Precisamos nos deter nesse ponto, e nos perguntar pelo que geralmente se diz
quando denominamos certas obras por literárias. Ricouer pensa que há uma suspensão da
denotação literal, que cede espaço para a conotação. Somente quando ocorre suspensão
da referência “científica” é que pode haver obra literária. Porém, quando a suspensão
ocorre, a obra é capaz de instituir um mundo. A metáfora seria o locusprivilegiado para o
vislumbre das relações de suspensão da referência e instituição de um mundo que a obra
opera. Já estamos distante da concepção retórica que considerava que a metáfora não
trazia consigo nada de novo para o discurso. O terreno em que se move a metáfora é o da
ambiguidade. «A supremacia da função poética sobre a função referencial não oblitera a
referência (a denotação), mas a torna ambígua. A uma mensagem de duplo sentido
correspondem um emissário duplicado, um destinatário duplicado e, além disso, uma
referência duplicada – isso é nitidamente ressaltado, em numerosos povos, pelos
preâmbulos dos contos de fadas; assim, por exemplo, o exórdio habitual dos contadores
maiorquinos: «Aixo era y no era (isso era e não era)»».[21]

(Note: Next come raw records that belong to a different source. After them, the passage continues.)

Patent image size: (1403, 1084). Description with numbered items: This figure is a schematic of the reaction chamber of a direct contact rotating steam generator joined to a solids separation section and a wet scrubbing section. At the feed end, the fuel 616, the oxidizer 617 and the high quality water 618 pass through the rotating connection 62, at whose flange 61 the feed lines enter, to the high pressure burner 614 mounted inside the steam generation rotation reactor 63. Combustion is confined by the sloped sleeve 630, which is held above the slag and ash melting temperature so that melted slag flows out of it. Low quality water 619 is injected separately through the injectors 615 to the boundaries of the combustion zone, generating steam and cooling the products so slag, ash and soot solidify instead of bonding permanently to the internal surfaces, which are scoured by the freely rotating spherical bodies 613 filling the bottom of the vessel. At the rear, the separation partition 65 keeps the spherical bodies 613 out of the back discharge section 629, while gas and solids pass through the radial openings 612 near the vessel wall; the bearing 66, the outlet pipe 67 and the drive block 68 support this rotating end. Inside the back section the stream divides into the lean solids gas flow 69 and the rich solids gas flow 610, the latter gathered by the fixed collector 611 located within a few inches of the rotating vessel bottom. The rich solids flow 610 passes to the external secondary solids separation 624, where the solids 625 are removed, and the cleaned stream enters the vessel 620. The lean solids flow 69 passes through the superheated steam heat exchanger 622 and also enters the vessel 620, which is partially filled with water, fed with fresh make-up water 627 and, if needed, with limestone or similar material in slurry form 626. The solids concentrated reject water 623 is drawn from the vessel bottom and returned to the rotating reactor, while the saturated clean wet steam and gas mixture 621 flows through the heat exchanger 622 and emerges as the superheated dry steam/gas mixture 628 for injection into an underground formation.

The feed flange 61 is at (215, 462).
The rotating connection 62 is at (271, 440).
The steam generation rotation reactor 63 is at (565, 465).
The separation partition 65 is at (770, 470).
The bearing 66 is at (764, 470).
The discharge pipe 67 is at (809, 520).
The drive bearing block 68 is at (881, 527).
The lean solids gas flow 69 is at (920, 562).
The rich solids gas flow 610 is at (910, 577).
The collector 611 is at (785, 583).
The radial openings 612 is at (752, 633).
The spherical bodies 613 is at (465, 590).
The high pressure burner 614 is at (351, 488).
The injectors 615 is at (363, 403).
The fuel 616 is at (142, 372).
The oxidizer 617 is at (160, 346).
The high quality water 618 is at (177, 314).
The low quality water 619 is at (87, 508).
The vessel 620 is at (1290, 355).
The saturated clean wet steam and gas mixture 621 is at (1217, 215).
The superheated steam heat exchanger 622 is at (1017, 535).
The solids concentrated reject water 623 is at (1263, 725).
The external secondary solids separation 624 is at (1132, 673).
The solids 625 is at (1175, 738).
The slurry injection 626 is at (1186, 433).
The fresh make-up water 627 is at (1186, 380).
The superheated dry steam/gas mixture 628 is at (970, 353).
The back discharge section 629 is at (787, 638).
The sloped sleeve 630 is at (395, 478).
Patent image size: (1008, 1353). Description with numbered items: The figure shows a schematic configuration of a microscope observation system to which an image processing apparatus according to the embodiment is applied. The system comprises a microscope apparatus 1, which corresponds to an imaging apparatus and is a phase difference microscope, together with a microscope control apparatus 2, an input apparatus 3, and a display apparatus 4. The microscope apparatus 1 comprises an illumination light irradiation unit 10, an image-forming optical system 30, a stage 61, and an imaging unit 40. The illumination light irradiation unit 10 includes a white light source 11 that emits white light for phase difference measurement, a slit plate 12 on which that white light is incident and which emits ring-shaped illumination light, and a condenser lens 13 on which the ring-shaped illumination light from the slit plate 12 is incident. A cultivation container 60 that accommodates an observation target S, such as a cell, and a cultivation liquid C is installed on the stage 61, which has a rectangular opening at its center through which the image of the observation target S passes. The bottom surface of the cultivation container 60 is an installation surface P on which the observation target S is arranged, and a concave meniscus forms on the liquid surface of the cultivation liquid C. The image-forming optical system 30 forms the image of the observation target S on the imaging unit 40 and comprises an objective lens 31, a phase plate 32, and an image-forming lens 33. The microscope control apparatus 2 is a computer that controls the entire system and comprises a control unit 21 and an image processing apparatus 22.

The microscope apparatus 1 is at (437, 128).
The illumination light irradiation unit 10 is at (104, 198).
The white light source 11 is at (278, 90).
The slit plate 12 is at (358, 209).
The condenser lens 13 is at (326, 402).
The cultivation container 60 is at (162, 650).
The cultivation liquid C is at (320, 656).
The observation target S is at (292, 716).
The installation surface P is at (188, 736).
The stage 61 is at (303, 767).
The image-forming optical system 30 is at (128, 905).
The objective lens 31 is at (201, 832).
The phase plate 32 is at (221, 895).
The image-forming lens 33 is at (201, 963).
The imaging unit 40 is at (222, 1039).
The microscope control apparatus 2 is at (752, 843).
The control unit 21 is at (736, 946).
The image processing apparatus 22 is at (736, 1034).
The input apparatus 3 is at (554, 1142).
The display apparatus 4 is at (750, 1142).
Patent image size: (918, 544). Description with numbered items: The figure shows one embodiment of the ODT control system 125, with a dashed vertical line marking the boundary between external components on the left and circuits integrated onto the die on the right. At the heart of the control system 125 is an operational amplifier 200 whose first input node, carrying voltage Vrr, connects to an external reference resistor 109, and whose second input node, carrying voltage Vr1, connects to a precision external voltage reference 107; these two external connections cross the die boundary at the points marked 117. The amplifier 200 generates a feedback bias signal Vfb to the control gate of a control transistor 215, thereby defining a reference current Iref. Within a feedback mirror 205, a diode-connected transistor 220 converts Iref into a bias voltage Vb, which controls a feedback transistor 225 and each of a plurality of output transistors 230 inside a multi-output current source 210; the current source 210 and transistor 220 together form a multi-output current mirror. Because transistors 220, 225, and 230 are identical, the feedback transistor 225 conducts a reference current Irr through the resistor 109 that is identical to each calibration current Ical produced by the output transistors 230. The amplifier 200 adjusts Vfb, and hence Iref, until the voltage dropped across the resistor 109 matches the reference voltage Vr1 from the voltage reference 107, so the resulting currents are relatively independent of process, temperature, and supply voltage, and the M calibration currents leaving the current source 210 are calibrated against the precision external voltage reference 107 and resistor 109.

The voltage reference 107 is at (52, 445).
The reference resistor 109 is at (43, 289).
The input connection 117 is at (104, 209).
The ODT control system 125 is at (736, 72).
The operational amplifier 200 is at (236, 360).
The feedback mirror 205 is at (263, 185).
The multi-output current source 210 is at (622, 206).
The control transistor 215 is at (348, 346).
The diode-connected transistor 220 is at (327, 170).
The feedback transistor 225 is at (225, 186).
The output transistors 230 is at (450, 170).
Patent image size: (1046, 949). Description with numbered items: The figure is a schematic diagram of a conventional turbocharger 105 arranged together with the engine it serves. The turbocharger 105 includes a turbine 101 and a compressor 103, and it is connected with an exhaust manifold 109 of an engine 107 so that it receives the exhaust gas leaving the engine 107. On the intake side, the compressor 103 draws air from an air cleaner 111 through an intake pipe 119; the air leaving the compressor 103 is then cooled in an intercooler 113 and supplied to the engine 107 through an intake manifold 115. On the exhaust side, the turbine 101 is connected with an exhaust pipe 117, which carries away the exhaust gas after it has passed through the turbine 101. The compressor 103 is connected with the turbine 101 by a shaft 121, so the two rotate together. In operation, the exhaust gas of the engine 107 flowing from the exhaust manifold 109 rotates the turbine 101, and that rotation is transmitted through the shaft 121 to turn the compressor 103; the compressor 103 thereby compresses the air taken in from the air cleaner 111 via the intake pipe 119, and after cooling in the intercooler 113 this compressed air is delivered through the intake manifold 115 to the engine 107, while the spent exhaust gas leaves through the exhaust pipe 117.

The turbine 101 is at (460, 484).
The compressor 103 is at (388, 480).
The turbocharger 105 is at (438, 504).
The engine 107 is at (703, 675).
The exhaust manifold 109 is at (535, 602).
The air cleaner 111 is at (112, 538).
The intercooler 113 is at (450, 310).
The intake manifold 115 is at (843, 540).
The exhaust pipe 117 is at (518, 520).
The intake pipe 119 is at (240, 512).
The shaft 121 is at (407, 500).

Ricouer afirma existir um paradoxo na ficção, que, ao mesmo tempo em que anula a
percepção do mundo condiciona um aumento da nossa visão das coisas. Decorre daí que
o discurso simbólico ou ficcional tem sempre pretensões de refazer a realidade. Porém,
Ricouer aponta que a referência de segundo grau revela com mais profundidade o horizonte
de imersão do homem na natureza. Em outras palavras, remodelando nosso campo
semântico e nos desenraizando de nossas práticas linguísticas habituais, a metáfora do
discurso poético desloca-nos para a pura facticidade ontológica de nossa pertença ao
mundo. A ficção aponta em duas direções então: para algures, e para a própria realidade
redescrita.
A obra literária e o poema engendram uma estrutura plenamente coerente com suas
próprias premissas. A partir disso, esse texto informado ganha existência material, tal qual
uma escultura. Suas relações internas constituem sua singularidade e sua possibilidade de
permanência no tempo.
Por não nos ser dada a resposta unívoca que calcula completamente o real, devemos
aceitar a verdade imposta pela metáfora. Não temos acesso à verdade literal, por isso
aceitamos o baile de máscaras metafórico. Em vez de tematizar diretamente sobre o “ser”,
a verdade metafórica desloca a questão para um “ser como”.